All the characters in these nine stories grapple with the promises that Los Angeles makes but inevitably falls short on. In the title piece, Babe and Delia struggle in vain to hoist buckets of water onto the roof of their rental house in the path of L.A.’s yearly firestorm. It’s just another losing battle, emblematic of their life together crisscrossing America, although this one is worse because it happens in paradise, at the edge of the ocean and the end of the road. Babe turns up in two other stories, a little bit older and a little more hopeless each time. “What I Saw from Where I Stood,” first published in the New Yorker, depicts a young couple getting carjacked and becoming increasingly paranoid. Another young couple, midwesterners hoping to break into the movies, search for a new house with the right image (“Statues”), only to find themselves in the den of old-time pornographers.
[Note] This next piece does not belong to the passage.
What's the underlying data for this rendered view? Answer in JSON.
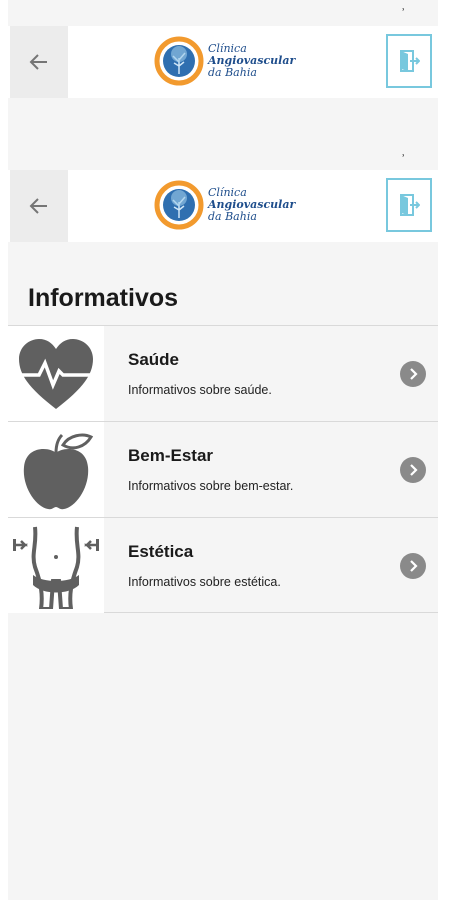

One of the standouts here, “The Missing,” shows Marianna, a scientist picking over the bones of the past at the La Brea Tar Pits, and her brother Julian, a junkie living on the celebrity fringe, watching in confusion as their usually reticent mother, Dora, decides to give lectures about her survival of the Holocaust. Having never heard the stories herself, Marianna sits in awe among bored teenaged girls as Dora states, “I was afraid that when I said these words, I would start to scream. But now I think I have been screaming all my life.” Also fine is “Gunsmoke,” about a daughter who does voice work in the movies hesitantly reconnecting with her father, once a successful stuntman but now a virtual recluse. Disillusionment is rife, and each of the characters wanders in a perpetual half-land between glamorous salvation and keen disappointment. As one concludes, “Now they could stop looking for Los Angeles, which seemed to be everywhere and nowhere at the same time.”
A few gems, a few disappointments, a voice to watch.